A recent parliamentary report on private ITIs has exposed yet another scam — the Quality Council of India’s approval for thousands of private ITIs. If the number of private ITIs has grown from under 2,000 to over 11,000 in five years, it points to a colossal failure of regulation, accompanied by a lack of quality training on offer at such ITIs.
There is a huge ethics and accountability issue if there is no credible assessment board and when there are too many sector skill councils, each trying to maximise their business. The Sharada Prasad Committee had recommended that the number of SSCs should correspond to the National Industrial (Activity) Classification (which has 21 economic activities across the entire economy), but which is still way larger than Australia’s six. Little has happened except for the number of SSCs dropping from 40 to 39.
For a unification
The first policy step should be towards a unification of the entire VET system. What we have today are fragmented pillars. Each of the five pillars does what it wants to, with no synergy. An NSDC-centric focus has left the skill development efforts of 17 ministries out of the same scrutiny. ‘Skill India’ can have an impact only when all of them work together and learn from each other. SSCs, which are supposedly industry representatives, should be engaging themselves with each pillar of the system, and not just NSDC-funded VTPs.
The second step is to enhance employer ownership, responsibility and their ‘skin in the game’. Media reports often highlight the corporate sector lamenting about “unemployable youth”. The private sector places the onus on the government, treating it as a welfare responsibility, while the government looks to the private sector since it is the end consumer of skills. The result is that only 36% of India’s organised sector firms conduct in-firm training (mostly large ones, which are also the only ones that take on apprentices under a Government of India Act).
We need a clear fix for this. In this regard the committee’s recommendation of a reimbursable industry contribution model (applicable only to the organised sector) should solve the perennial problem of poaching while providing a common level field. It could ensure reimbursements for those companies undertaking training while rewarding industry for sharing and undertaking skilling until everyone in the company is skilled. This will lay the foundation for making at least our organised workforce 100% skilled.

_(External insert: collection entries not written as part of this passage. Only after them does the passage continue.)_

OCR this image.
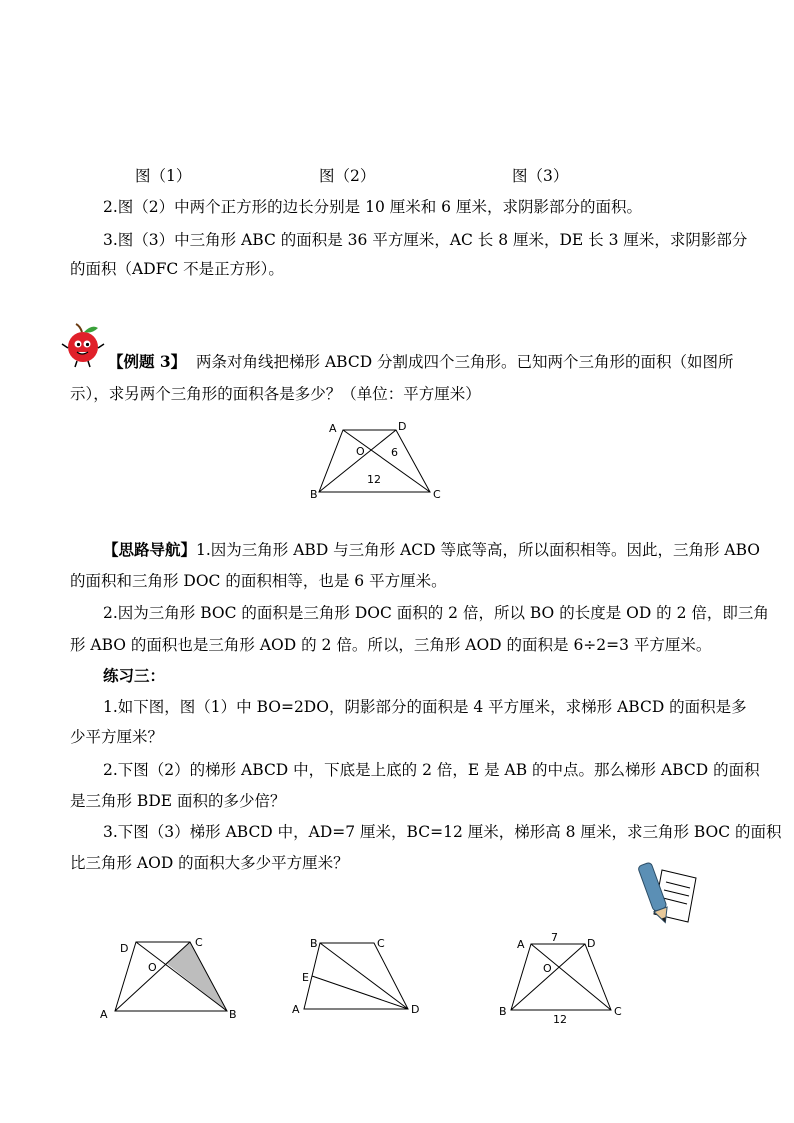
图（1）	图（2）	图（3）
2.图（2）中两个正方形的边长分别是 10 厘米和 6 厘米，求阴影部分的面积。
3.图（3）中三角形 ABC 的面积是 36 平方厘米，AC 长 8 厘米，DE 长 3 厘米，求阴影部分
的面积（ADFC 不是正方形）。
【例题 3】 两条对角线把梯形 ABCD 分割成四个三角形。已知两个三角形的面积（如图所
示），求另两个三角形的面积各是多少？（单位：平方厘米）
A	D
O 6
12
B	C
【思路导航】1.因为三角形 ABD 与三角形 ACD 等底等高，所以面积相等。因此，三角形 ABO
的面积和三角形 DOC 的面积相等，也是 6 平方厘米。
2.因为三角形 BOC 的面积是三角形 DOC 面积的 2 倍，所以 BO 的长度是 OD 的 2 倍，即三角
形 ABO 的面积也是三角形 AOD 的 2 倍。所以，三角形 AOD 的面积是 6÷2=3 平方厘米。
练习三：
1.如下图，图（1）中 BO=2DO，阴影部分的面积是 4 平方厘米，求梯形 ABCD 的面积是多
少平方厘米？
2.下图（2）的梯形 ABCD 中，下底是上底的 2 倍，E 是 AB 的中点。那么梯形 ABCD 的面积
是三角形 BDE 面积的多少倍？
3.下图（3）梯形 ABCD 中，AD=7 厘米，BC=12 厘米，梯形高 8 厘米，求三角形 BOC 的面积
比三角形 AOD 的面积大多少平方厘米？
D	C
O
A	B
B	C
E
A	D
7
A	D
O
B	C
12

The third policy step is in getting the government to recognise that decades have been spent in building a government-financed and managed, and hence supply-driven system.
Data gathering by sector
Does the government, which is not generating much employment in the public sector, really know what industry’s skill requirements are in the private sector? Private employers do know this but there has been no serious effort by them to gather data. So the government needs to confine itself to roles it is capable of performing and not involving itself through multiple ministries in activities in which it has no comparative advantage.
One such role is to have surveys, once every five years, through the National Sample Survey Office, to collect data on skill providers and skill gaps by sector. Such data can guide evidence-based policy-making, as against the current approach of shooting in the dark.
Finally, we need more reflection from stakeholders on the actual value addition done by the skilling initiative. The NSDC, which was envisioned as a public-private partnership, receives 99% of its funding from government, but its flagship scheme has a less than 12% record of placement for trainees. The NSQF framework has seen little adoption in private sector. And, more than two-thirds of courses developed have not trained even one student so far.
India can surely become the world’s skill capital but not with what it is doing right now. The reforms suggested by the committee can be a good starting point for we cannot let another generation lose its dreams.